Gelandang Fiorentina Rolando Mandragora maju sebagai algojo. Dengan tenang pemain Italia itu mengecoh kiper Inter Yann Sommer untuk menyamakan skor pada menit ke-44.
Skor 1-1 membuat pertandingan semakin menarik. Inter kembali bermain tancap gas untuk bisa kembali unggul. Namun, hingga akhir babak pertama skor tak berubah.
Usai turun minum, pelatih Inter Simone Inzaghi memasukkan Piotr Zielinski menggantikan Hakan Calhanoglu. Hasilnya, I Nerazzurri bermain lebih agresif.
Perubahan itu berbuah positif. Tak butuh waktu lama, Inter kembali unggul lewat gol Marko Arnautovic (52’) yang memaksimalkan umpan Carlos Augusto.

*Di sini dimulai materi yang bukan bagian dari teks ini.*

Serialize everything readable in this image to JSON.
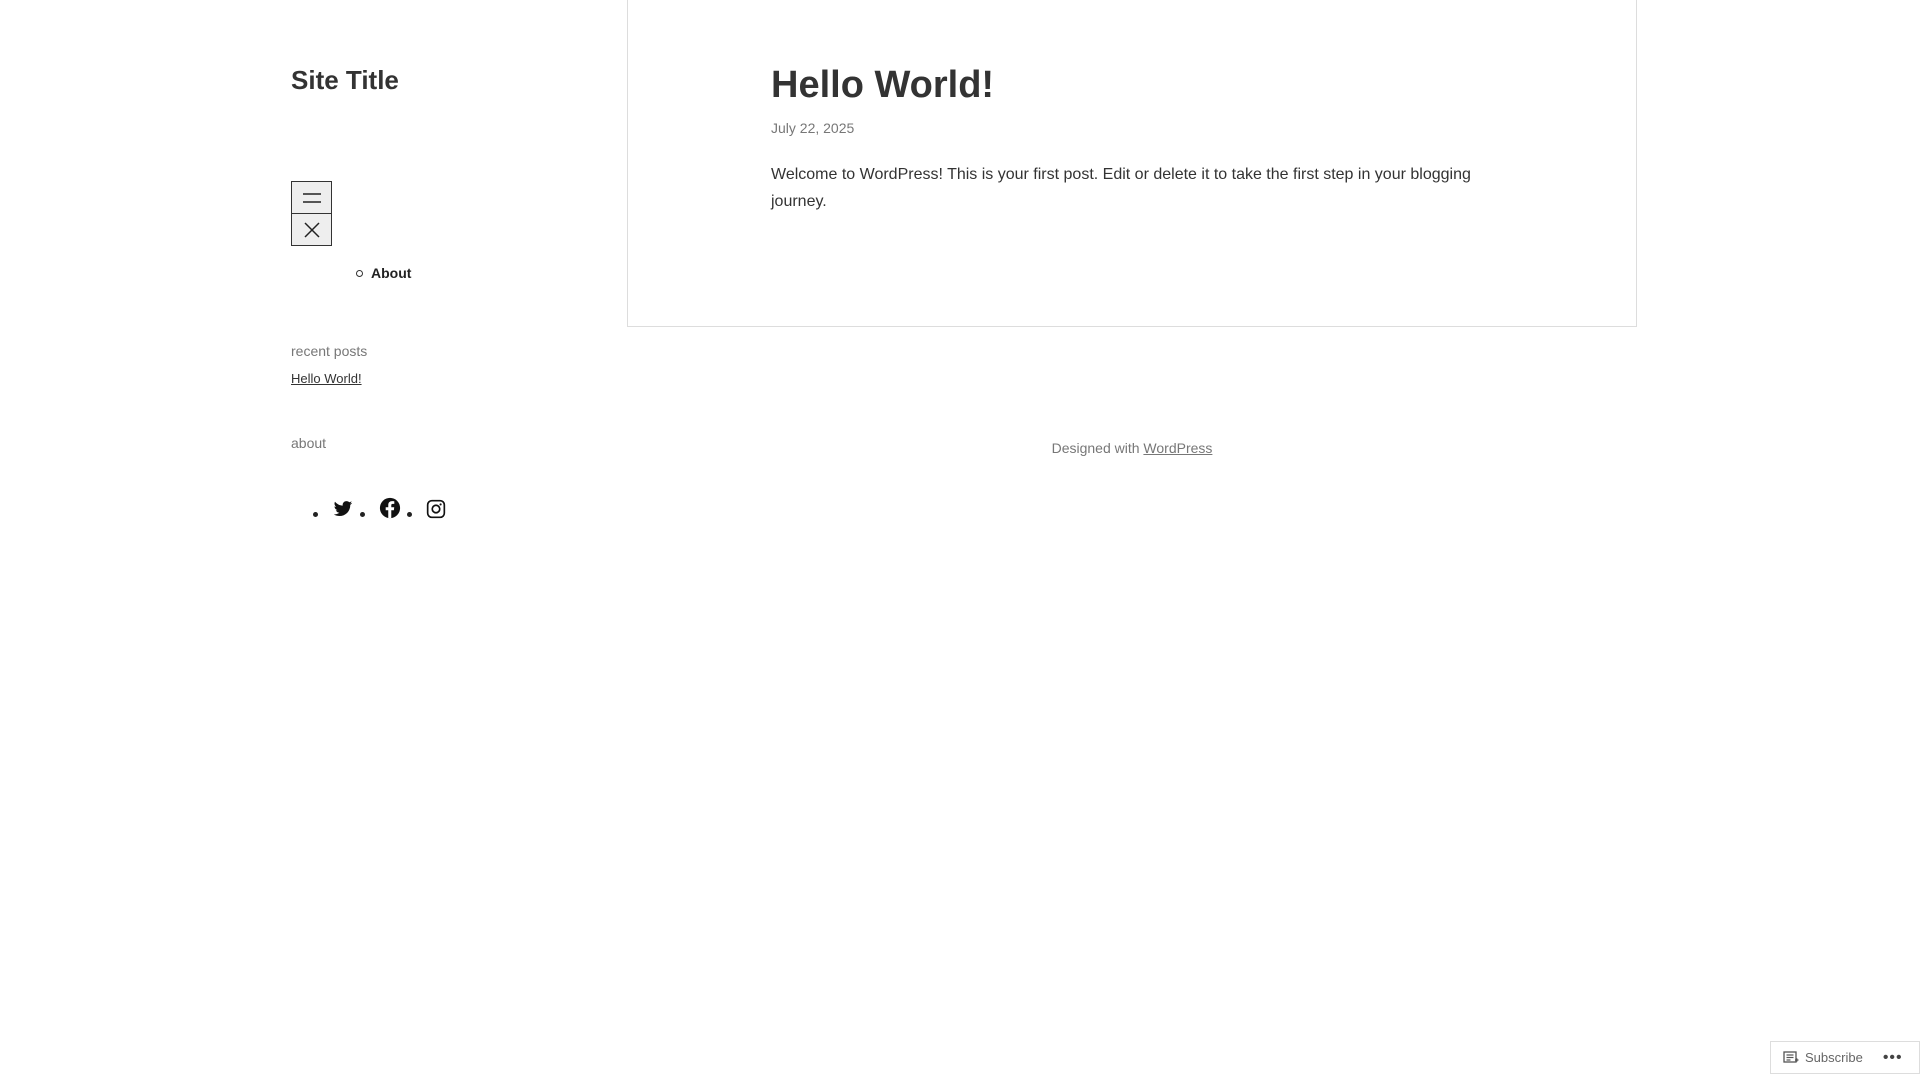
{
  "site": {
    "title": "Site Title"
  },
  "nav": {
    "items": [
      {
        "label": "About"
      }
    ]
  },
  "widgets": {
    "recent_posts_title": "recent posts",
    "recent_posts": [
      {
        "label": "Hello World!"
      }
    ],
    "about_title": "about",
    "social_icons": [
      "twitter-icon",
      "facebook-icon",
      "instagram-icon"
    ]
  },
  "post": {
    "title": "Hello World!",
    "date": "July 22, 2025",
    "body": "Welcome to WordPress! This is your first post. Edit or delete it to take the first step in your blogging journey."
  },
  "footer": {
    "prefix": "Designed with",
    "link_label": "WordPress"
  },
  "subscribe_bar": {
    "subscribe_label": "Subscribe",
    "more_label": "•••"
  }
}
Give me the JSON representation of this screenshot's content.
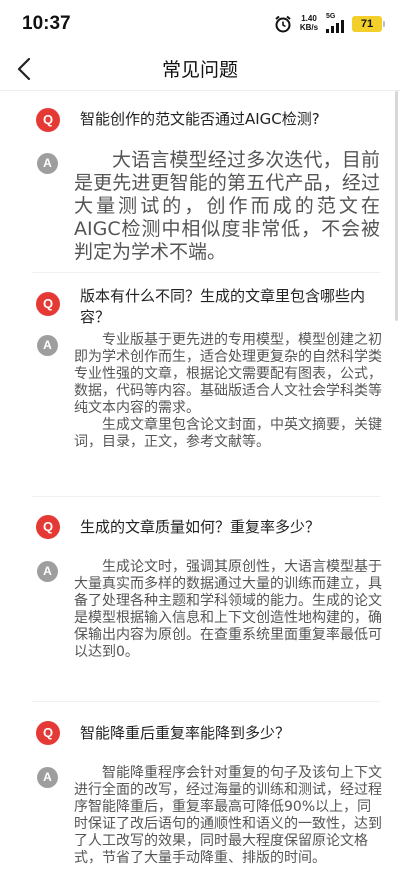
{
  "status_bar": {
    "time": "10:37",
    "net_speed_value": "1.40",
    "net_speed_unit": "KB/s",
    "signal_label": "5G",
    "battery": "71"
  },
  "nav": {
    "title": "常见问题"
  },
  "faqs": [
    {
      "q_badge": "Q",
      "a_badge": "A",
      "question": "智能创作的范文能否通过AIGC检测?",
      "answer": [
        "大语言模型经过多次迭代，目前是更先进更智能的第五代产品，经过大量测试的，创作而成的范文在AIGC检测中相似度非常低，不会被判定为学术不端。"
      ]
    },
    {
      "q_badge": "Q",
      "a_badge": "A",
      "question": "版本有什么不同？生成的文章里包含哪些内容？",
      "answer": [
        "专业版基于更先进的专用模型，模型创建之初即为学术创作而生，适合处理更复杂的自然科学类专业性强的文章，根据论文需要配有图表，公式，数据，代码等内容。基础版适合人文社会学科类等纯文本内容的需求。",
        "生成文章里包含论文封面，中英文摘要，关键词，目录，正文，参考文献等。"
      ]
    },
    {
      "q_badge": "Q",
      "a_badge": "A",
      "question": "生成的文章质量如何？重复率多少？",
      "answer": [
        "生成论文时，强调其原创性，大语言模型基于大量真实而多样的数据通过大量的训练而建立，具备了处理各种主题和学科领域的能力。生成的论文是模型根据输入信息和上下文创造性地构建的，确保输出内容为原创。在查重系统里面重复率最低可以达到0。"
      ]
    },
    {
      "q_badge": "Q",
      "a_badge": "A",
      "question": "智能降重后重复率能降到多少？",
      "answer": [
        "智能降重程序会针对重复的句子及该句上下文进行全面的改写，经过海量的训练和测试，经过程序智能降重后，重复率最高可降低90%以上，同时保证了改后语句的通顺性和语义的一致性，达到了人工改写的效果，同时最大程度保留原论文格式，节省了大量手动降重、排版的时间。"
      ]
    }
  ]
}
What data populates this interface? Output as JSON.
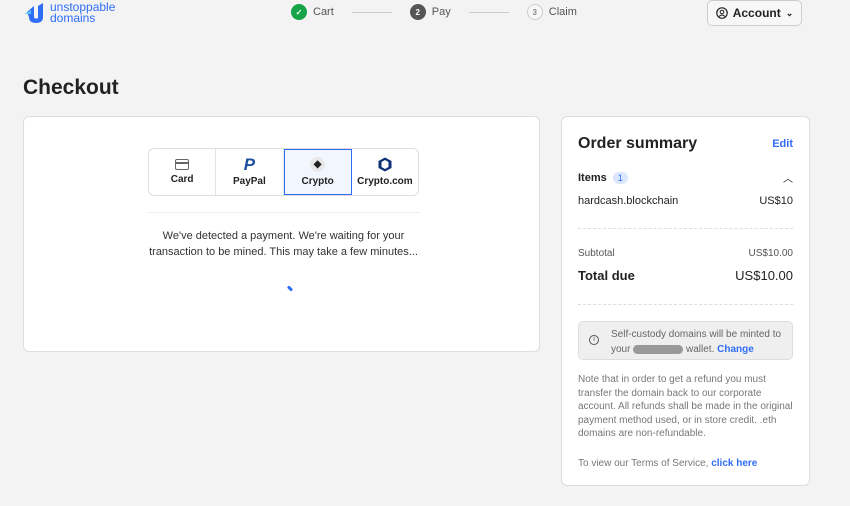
{
  "header": {
    "logo_line1": "unstoppable",
    "logo_line2": "domains",
    "account_label": "Account",
    "steps": [
      {
        "num": "✓",
        "label": "Cart"
      },
      {
        "num": "2",
        "label": "Pay"
      },
      {
        "num": "3",
        "label": "Claim"
      }
    ]
  },
  "page_title": "Checkout",
  "payment": {
    "methods": [
      "Card",
      "PayPal",
      "Crypto",
      "Crypto.com"
    ],
    "selected": "Crypto",
    "message": "We've detected a payment. We're waiting for your transaction to be mined. This may take a few minutes..."
  },
  "summary": {
    "title": "Order summary",
    "edit": "Edit",
    "items_label": "Items",
    "items_count": "1",
    "item_name": "hardcash.blockchain",
    "item_price": "US$10",
    "subtotal_label": "Subtotal",
    "subtotal": "US$10.00",
    "total_label": "Total due",
    "total": "US$10.00",
    "notice_pre": "Self-custody domains will be minted to your",
    "notice_post": "wallet.",
    "notice_link": "Change",
    "refund_note": "Note that in order to get a refund you must transfer the domain back to our corporate account. All refunds shall be made in the original payment method used, or in store credit. .eth domains are non-refundable.",
    "tos_text": "To view our Terms of Service,",
    "tos_link": "click here"
  }
}
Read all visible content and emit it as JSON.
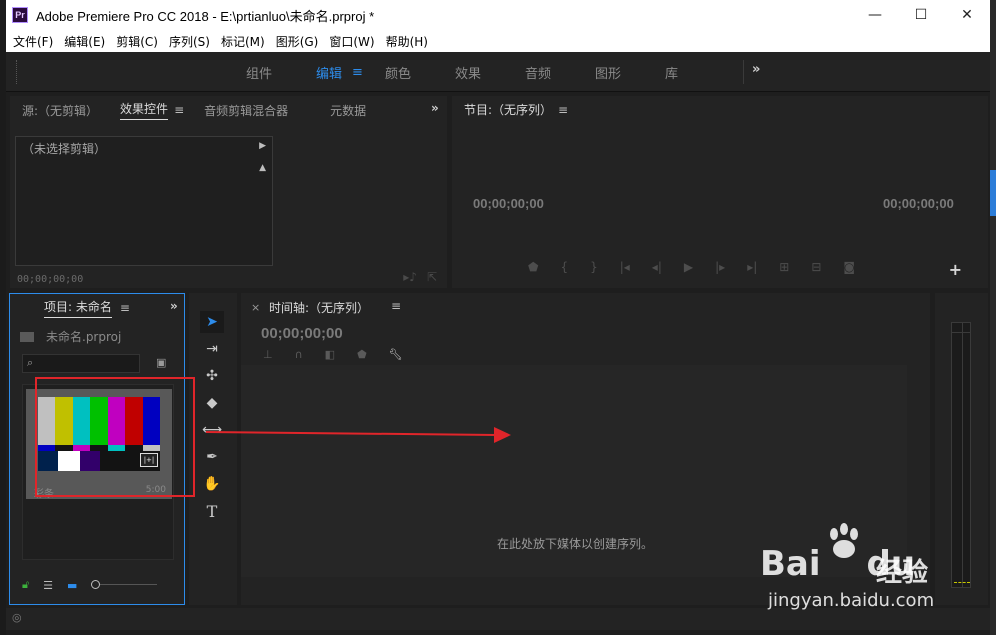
{
  "window": {
    "title": "Adobe Premiere Pro CC 2018 - E:\\prtianluo\\未命名.prproj *",
    "app_icon_text": "Pr",
    "minimize": "—",
    "maximize": "☐",
    "close": "✕"
  },
  "menu": [
    "文件(F)",
    "编辑(E)",
    "剪辑(C)",
    "序列(S)",
    "标记(M)",
    "图形(G)",
    "窗口(W)",
    "帮助(H)"
  ],
  "workspace": {
    "tabs": [
      "组件",
      "编辑",
      "颜色",
      "效果",
      "音频",
      "图形",
      "库"
    ],
    "active_index": 1,
    "menu_icon": "≡",
    "more": "»"
  },
  "source_panel": {
    "tabs": [
      "源:（无剪辑）",
      "效果控件",
      "音频剪辑混合器",
      "元数据"
    ],
    "active_index": 1,
    "menu_icon": "≡",
    "more": "»",
    "no_clip_label": "（未选择剪辑）",
    "timecode": "00;00;00;00"
  },
  "program_panel": {
    "title": "节目:（无序列）",
    "menu_icon": "≡",
    "timecode_left": "00;00;00;00",
    "timecode_right": "00;00;00;00",
    "controls": [
      "marker-icon",
      "mark-in-icon",
      "mark-out-icon",
      "go-to-in-icon",
      "step-back-icon",
      "play-icon",
      "step-forward-icon",
      "go-to-out-icon",
      "lift-icon",
      "extract-icon",
      "export-frame-icon"
    ],
    "add_button": "+"
  },
  "project_panel": {
    "title": "项目: 未命名",
    "menu_icon": "≡",
    "more": "»",
    "file_name": "未命名.prproj",
    "search_placeholder": "",
    "clip_label": "彩条",
    "clip_duration": "5:00",
    "badge": "|+|"
  },
  "timeline_panel": {
    "close": "×",
    "title": "时间轴:（无序列）",
    "menu_icon": "≡",
    "timecode": "00;00;00;00",
    "hint": "在此处放下媒体以创建序列。"
  },
  "colors": {
    "accent_blue": "#2d8ceb",
    "annotation_red": "#e0252a",
    "panel_bg": "#232323",
    "lock_green": "#3cb33c"
  },
  "watermark": {
    "brand": "Bai",
    "brand2": "du",
    "jingyan": "经验",
    "url": "jingyan.baidu.com"
  }
}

Setelah itu, Inter terus menyerang, sekaligus menjaga keseimbangan permainan. Namun, hingga akhir pertandingan tak ada gol tambahan tercipta.
Kemenangan ini membuat Inter semakin mantap di peringkat kedua klasemen dengan 54 poin, menempel Napoli yang ada di puncak dengan selisih hanya satu angka.